What’s galling is that Sunset Overdrive constantly references the fact that it is dishing out trite objectives. The game’s recurring punchline is that everyone involved knows they’re in a video game, with good-natured jibes at tutorials, disembodied voices, magical inventories and general video game flimflammery. There are a few instances that raise a chuckle; respawning via Bill & Ted’s phone booth or battling a Focus Group formed of FizzCo’s robots. But Sunset Overdrive’s humour misses more than it hits. “I feel a fetch quest coming on” grumbles our hero. And sure enough you’re sent off to collect trinkets. This should be a cue for this kind of task to be thrown out, but the game persists, all the while drawing your attention to the lack of imagination on show during the missions. It is misguided at best, irritating at worst.
As is the swearing and occasionally misjudged comedy, aiming for irreverent and hitting inane. I’m hardly squeamish about a few cuss words, but Sunset Overdrive’s gratuitous effing and jeffing smacks of playground bravado (though to the game’s credit, you can turn on a vulgarity filter to bleep it out). For a game that sets itself up as anti-establishment, it tries ever so hard to fit in with the cool kids. Then there are the more egregious attempts at humour, including the joke that hinges on the fact an ex-military man has lost his arms and legs … and nothing else.
Sunset Overdrive’s hyperactive puerility undoubtedly contributes to some of its charm, but it too often misses the mark. Coupled with the repetitive mission structure, it can become too sickly during prolonged periods of play.

 As such this is a game best played in short bursts, an enjoyable hour or two spent bounding through the city battling monsters with that excellent combat before blunt-force references to GameFAQs and Reddit start giving you a headache.

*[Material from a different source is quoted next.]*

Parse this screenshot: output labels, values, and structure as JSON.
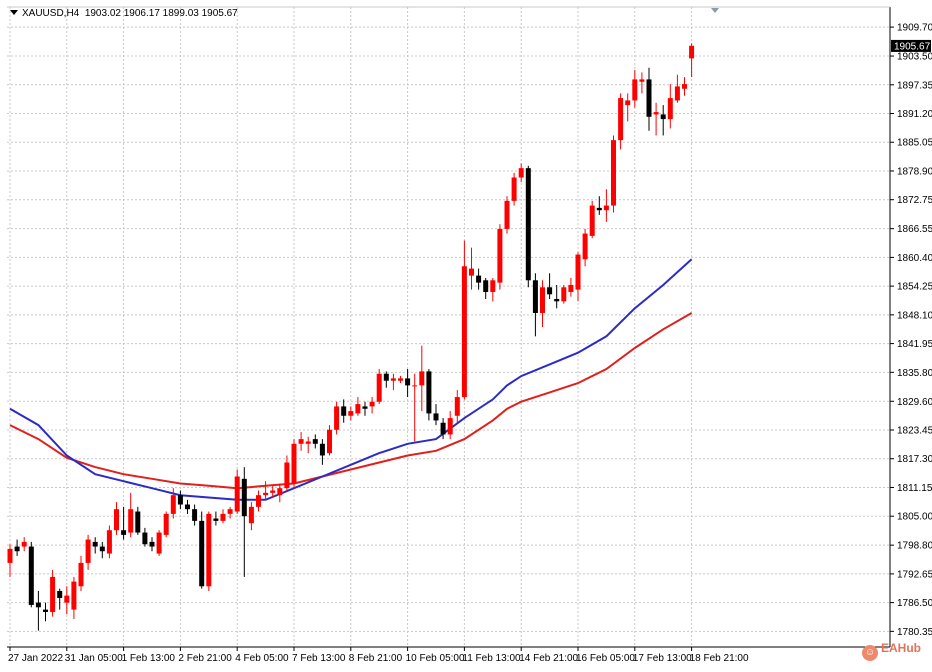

But there is a temptive quality to Sunset Overdrive that keeps you coming back. You get the feeling Insomniac know that their game will have a sporadic pull, so have set it up for short doses over a longer period of time. The boisterous Chaos Squad multiplayer can be seamlessly accessed via phone booths dotted around the city and, in a nice touch, you can continue mucking around in singleplayer until you find a match. Once in a game, the mode tends to favour the wave-based survival of the campaign. These missions make more sense in a group, as you work together to fight off mutants but compete for the highest score by keeping your combo meter ticking over. There are also ‘Sunset TV’ billboards scattered around the city that will offer periodic challenges.

It doesn’t lack for content, then, but those looking for something filling and nutritious may feel short-changed by the game’s adolescence and humdrum tasks. But sometimes you simply need a sugary, cathartic snack. Taken under these circumstances, at least, Sunset Overdrive’s giddy blasting often hits the spot.